Shadow Home Affairs Minister Maxwell Burgess

A debate in the House of Assembly on Friday night concluded with a fiery confrontation between Shadow Home Affairs Minister Maxwell Burgess and Premier Alex Scott.

The heated exchange began when Mr. Burgess addressed the House to report that challenges and difficulties had beset the Bermuda Homes for People project in St. David's.

“I ask today if Bermuda Land Development Company (BLDC) is still partners with Bermuda Homes for People (BHP),” Mr. Burgess asked.

Mr. Burgess also asked what the vetting process would be for those who entered last week's housing lottery. “Can someone confirm without any doubt that one or more of those that won a home that sold for $190,000 was not the owner of property in excess of $1 million?” he asked. “How were they allowed to enter the lottery?”

He wanted to know who chose the contestants. Next, he wondered how people could win homes that would not be completed by 2007, as promised.

“Government is selling false joy. This cannot be right. They still got people renting there,” he said. “When I look at the piece of property and see it still has tenants on it, the hope of those people getting on there by 2007 is not realistic.”

But when Premier Scott stood up to make a point of order, Mr. Burgess made a commented “if it walks like a duck and quacks like a duck, it must be a duck”.

The Premier objected, saying: “He just called me something I am not!”

“I said you're a duck,” Mr. Burgess replied, at which point he was made to sit down by Speaker Stanley Lowe.

Mr.
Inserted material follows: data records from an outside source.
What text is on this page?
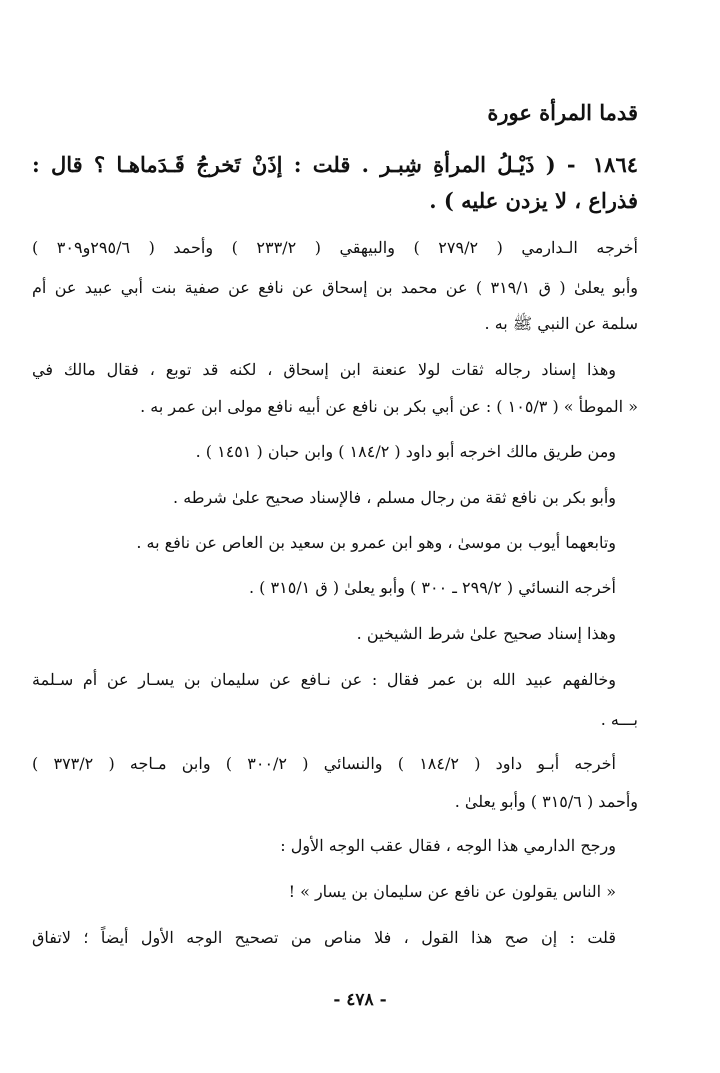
قدما المرأة عورة
١٨٦٤ - ( ذَيْـلُ المرأةِ شِبـر . قلت : إذَنْ تَخرجُ قَـدَماهـا ؟ قال :
فذراع ، لا يزدن عليه ) .
أخرجه الـدارمي ( ٢٧٩/٢ ) والبيهقي ( ٢٣٣/٢ ) وأحمد ( ٢٩٥/٦و٣٠٩ )
وأبو يعلىٰ ( ق ٣١٩/١ ) عن محمد بن إسحاق عن نافع عن صفية بنت أبي عبيد عن أم
سلمة عن النبي ﷺ به .
وهذا إسناد رجاله ثقات لولا عنعنة ابن إسحاق ، لكنه قد توبع ، فقال مالك في
« الموطأ » ( ١٠٥/٣ ) : عن أبي بكر بن نافع عن أبيه نافع مولى ابن عمر به .
ومن طريق مالك اخرجه أبو داود ( ١٨٤/٢ ) وابن حبان ( ١٤٥١ ) .
وأبو بكر بن نافع ثقة من رجال مسلم ، فالإسناد صحيح علىٰ شرطه .
وتابعهما أيوب بن موسىٰ ، وهو ابن عمرو بن سعيد بن العاص عن نافع به .
أخرجه النسائي ( ٢٩٩/٢ ـ ٣٠٠ ) وأبو يعلىٰ ( ق ٣١٥/١ ) .
وهذا إسناد صحيح علىٰ شرط الشيخين .
وخالفهم عبيد الله بن عمر فقال : عن نـافع عن سليمان بن يسـار عن أم سـلمة
بـــه .
أخرجه أبـو داود ( ١٨٤/٢ ) والنسائي ( ٣٠٠/٢ ) وابن مـاجه ( ٣٧٣/٢ )
وأحمد ( ٣١٥/٦ ) وأبو يعلىٰ .
ورجح الدارمي هذا الوجه ، فقال عقب الوجه الأول :
« الناس يقولون عن نافع عن سليمان بن يسار » !
قلت : إن صح هذا القول ، فلا مناص من تصحيح الوجه الأول أيضاً ؛ لاتفاق
- ٤٧٨ -
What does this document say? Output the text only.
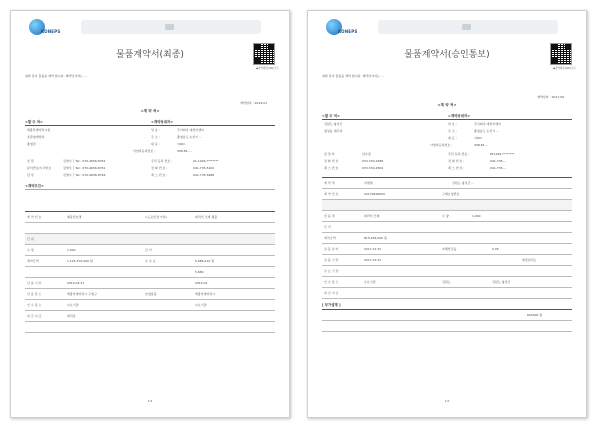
KONEPS
물품계약서(최종)
◆관리확인(QR)코드
위와 같이 물품을 계약 합니다. 계약당사자는 ...
계약일자 : 2019.01
<계 약 처>
<발 주 처>	<계약상대자>
세종특별자치시청	상 호 :	주식회사 대한이앤씨
조달청계약과	주 소 :	충청남도 논산시 ...
충청권	대 표 :	이OO
사업자등록번호 :	308-81-...
조 달	김영수 │ Tel : 070-4656-8761	주민 등록 번호 :	01-1000-********
분석번호/시크번호	김영수 │ Tel : 070-4656-8761	전 화 번 호 :	041-735-5100
담 당	김영수 │ Tel : 070-4656-8764	팩 스 번 호 :	041-735-5988
<계약조건>
계 약 번 호	제품번호명	<도로안전시설>	대리석 모래 샘플
단 위
수 량	1,000	단 가
계약금액	1,125,370,000 원	수 수 료	5,686,210 원
5,680
납 품 기 한	2019.03.31	2019.01
납 품 장 소	세종특별자치시 구청구	본청납품	세종특별자치시
인 수 장 소	수요기관	수요기관
대 금 지 급	대리급
1/4
KONEPS
물품계약서(승인통보)
◆관리확인(QR)코드
위와 같이 물품을 계약 합니다. 계약당사자는 ...
계약일자 : 2017.09
<계 약 처>
<발 주 처>	<계약상대자>
강원도 횡성군	상 호 :	주식회사 대한이앤씨
횡성읍 재무과	주 소 :	충청남도 논산시 ...
대 표 :	이OO
사업자등록번호 :	308-81-...
담 당 자	남수정	주민 등록 번호 :	811029-********
전 화 번 호	033-330-2286	전 화 번 호 :	041-735-...
팩 스 번 호	033-330-2500	팩 스 번 호 :	041-735-...
계 약 명	자재명	강원도 횡성군 ...
계 약 번 호	20170626000	구매요청번호
물 품 명	대리석 모래	수 량	1,000
단 가
계약금액	815,265,000 원
납 품 일 자	2017.12.31	지체상금율	0.05
납 품 기 한	2017.12.31	현장설치도
수 요 기 관
인 수 장 소	수요기관	강원도	강원도 횡성군
대 금 지 급
[ 부가설명 ]
605000 원
1/2
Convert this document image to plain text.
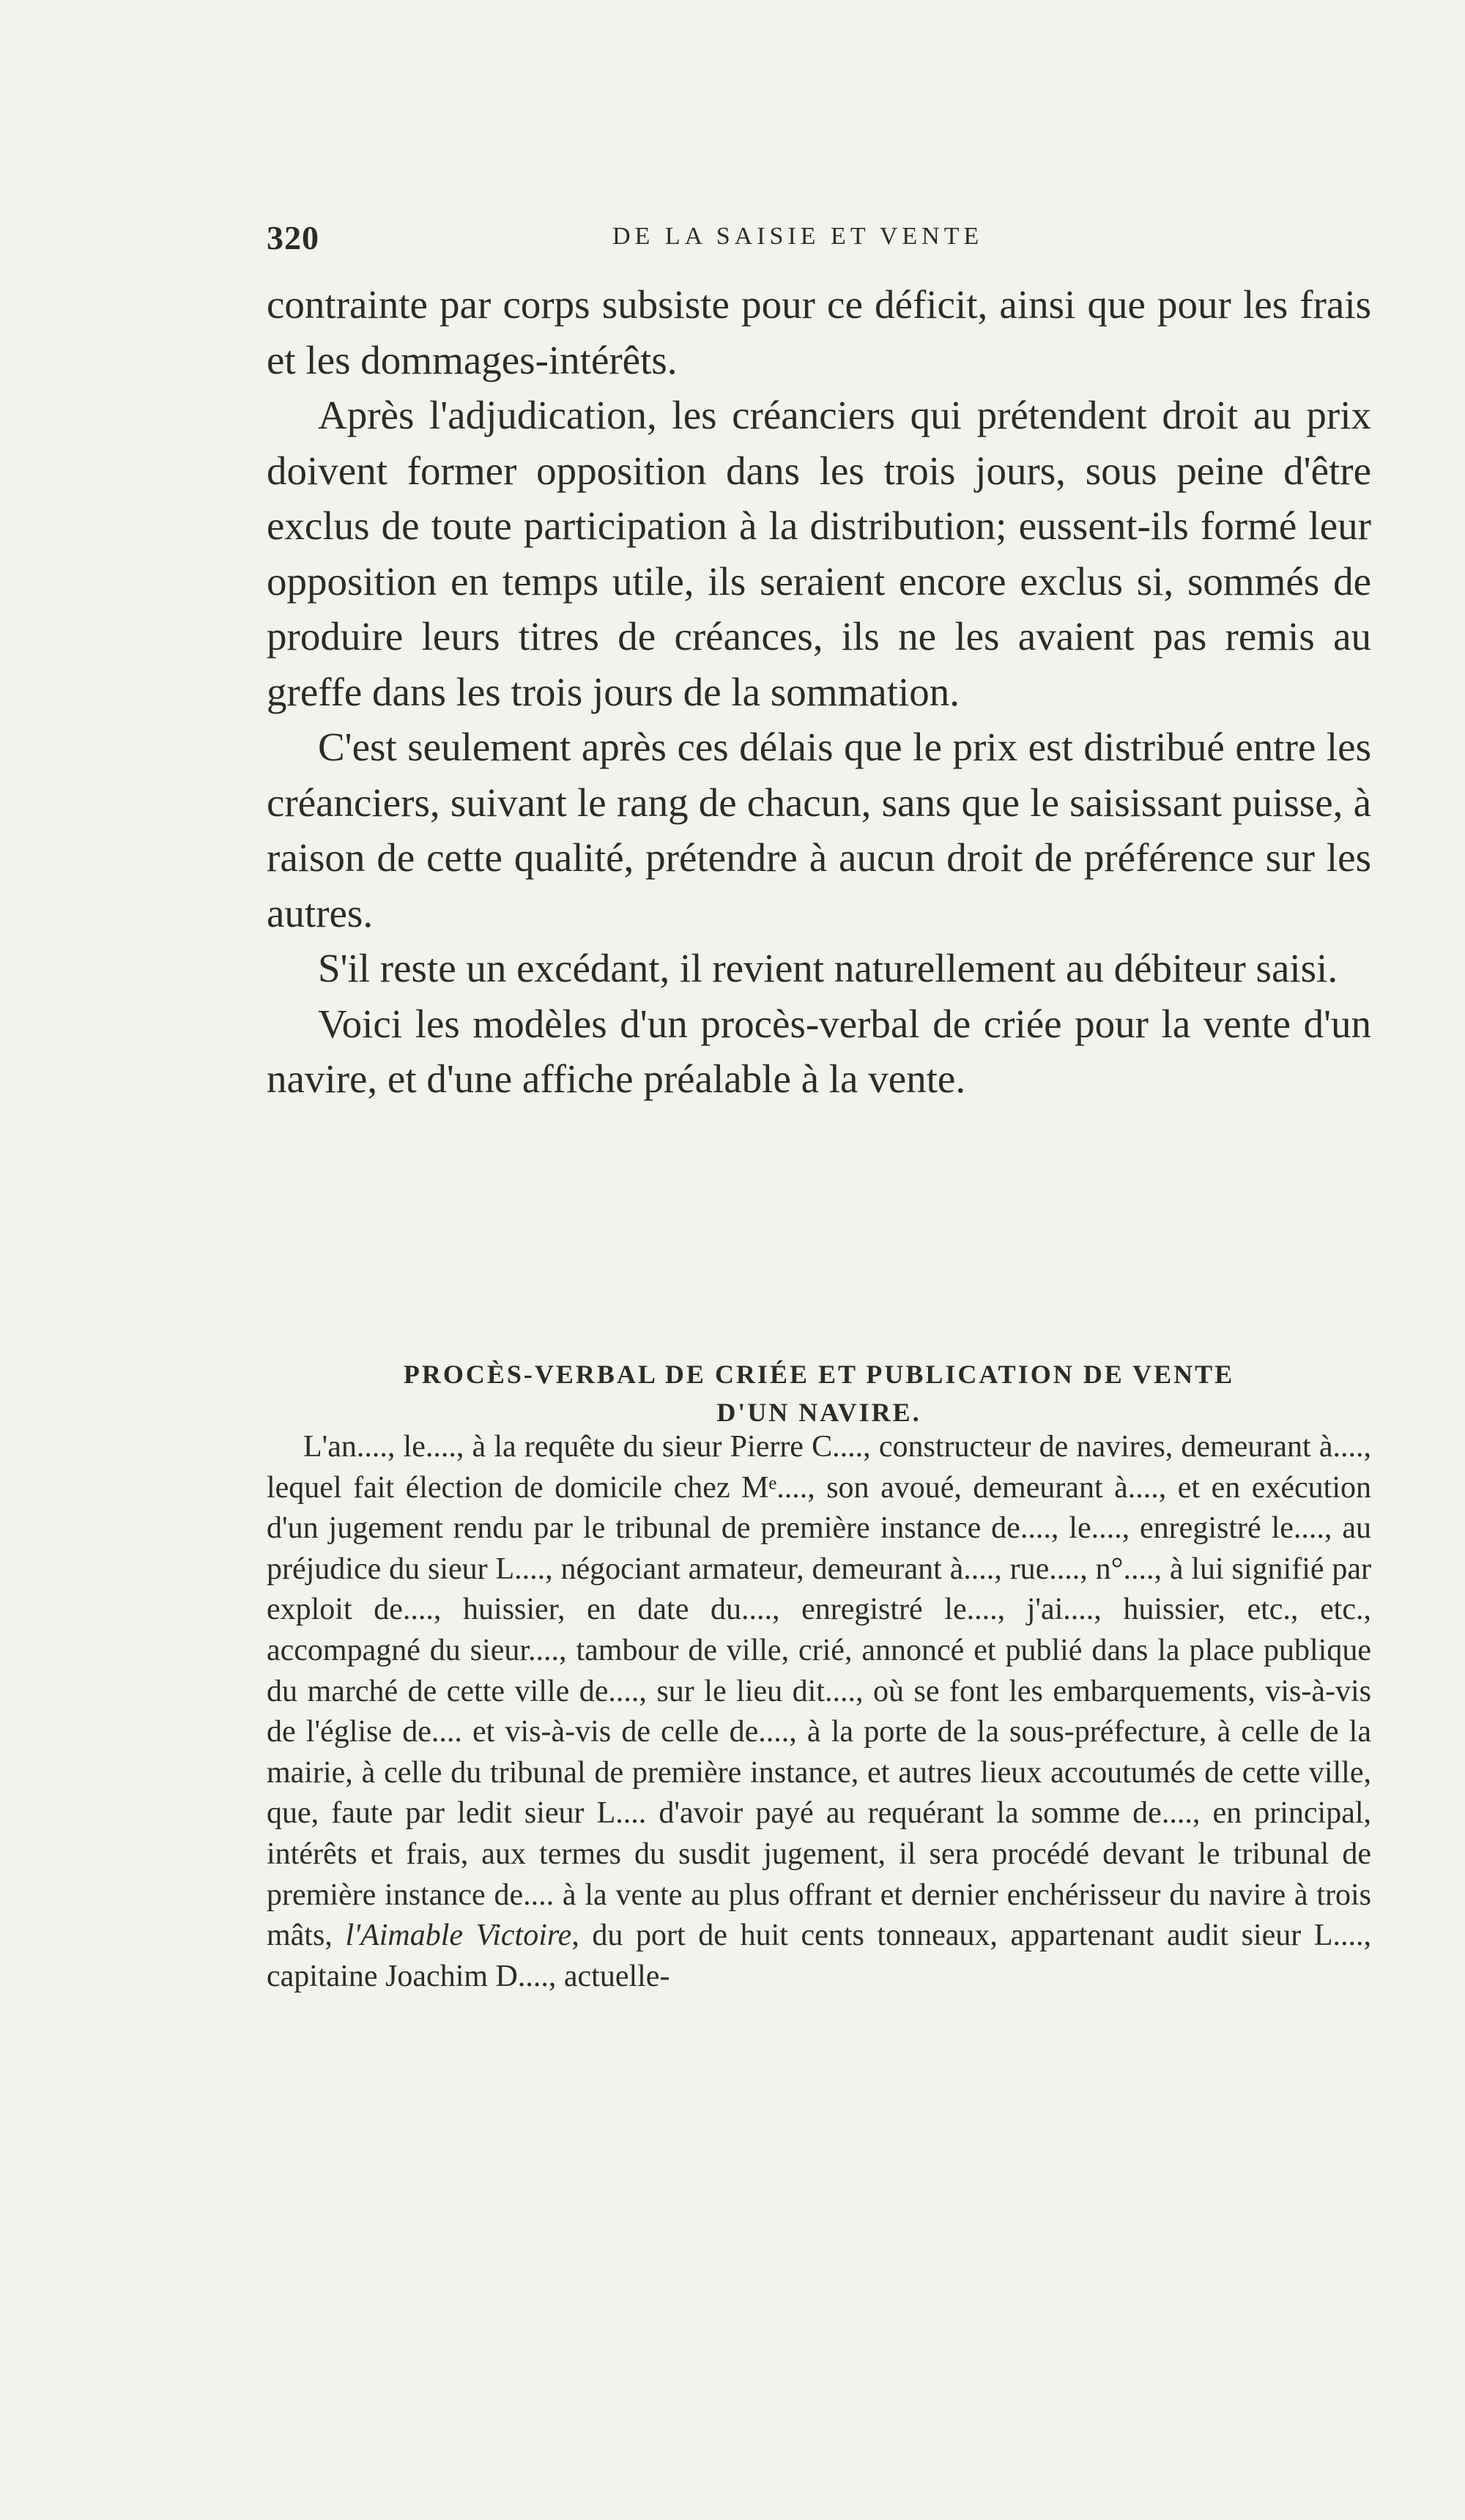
320	DE LA SAISIE ET VENTE

contrainte par corps subsiste pour ce déficit, ainsi que pour les frais et les dommages-intérêts.

Après l'adjudication, les créanciers qui prétendent droit au prix doivent former opposition dans les trois jours, sous peine d'être exclus de toute participation à la distribution; eussent-ils formé leur opposition en temps utile, ils seraient encore exclus si, sommés de produire leurs titres de créances, ils ne les avaient pas remis au greffe dans les trois jours de la sommation.

C'est seulement après ces délais que le prix est distribué entre les créanciers, suivant le rang de chacun, sans que le saisissant puisse, à raison de cette qualité, prétendre à aucun droit de préférence sur les autres.

S'il reste un excédant, il revient naturellement au débiteur saisi.

Voici les modèles d'un procès-verbal de criée pour la vente d'un navire, et d'une affiche préalable à la vente.

PROCÈS-VERBAL DE CRIÉE ET PUBLICATION DE VENTE
D'UN NAVIRE.

L'an...., le...., à la requête du sieur Pierre C...., constructeur de navires, demeurant à...., lequel fait élection de domicile chez Mᵉ...., son avoué, demeurant à...., et en exécution d'un jugement rendu par le tribunal de première instance de...., le...., enregistré le...., au préjudice du sieur L...., négociant armateur, demeurant à...., rue...., n°...., à lui signifié par exploit de...., huissier, en date du...., enregistré le...., j'ai...., huissier, etc., etc., accompagné du sieur...., tambour de ville, crié, annoncé et publié dans la place publique du marché de cette ville de...., sur le lieu dit...., où se font les embarquements, vis-à-vis de l'église de.... et vis-à-vis de celle de...., à la porte de la sous-préfecture, à celle de la mairie, à celle du tribunal de première instance, et autres lieux accoutumés de cette ville, que, faute par ledit sieur L.... d'avoir payé au requérant la somme de...., en principal, intérêts et frais, aux termes du susdit jugement, il sera procédé devant le tribunal de première instance de.... à la vente au plus offrant et dernier enchérisseur du navire à trois mâts, l'Aimable Victoire, du port de huit cents tonneaux, appartenant audit sieur L...., capitaine Joachim D...., actuelle-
Scott said all entrants to the housing lottery needed a certificate to prove they were first time home buyers from the Bermuda Housing Corporation (BHC) list of clients.

BLDC holds the land, BHP owns the intellectual property and BHC held the lottery, he said. He said BHP is still on board and BLDC had recently attended a meeting about the Harbourside project with himself and Housing Minister Ashfield DeVent.

“The process of getting money from the private sector is underway,” Mr. Scott said. “There is no aspect that suggests the project is in any form of danger.”

And he promised that the tenants on the Southside property will move. At the lottery last week, Mr. Scott said he saw white and black, married and single people who will all come together in a “mixed” housing development. “It is scandalous and scurrilous for the Member to play with people's dreams like that,” Mr. Scott said. “It's sad.”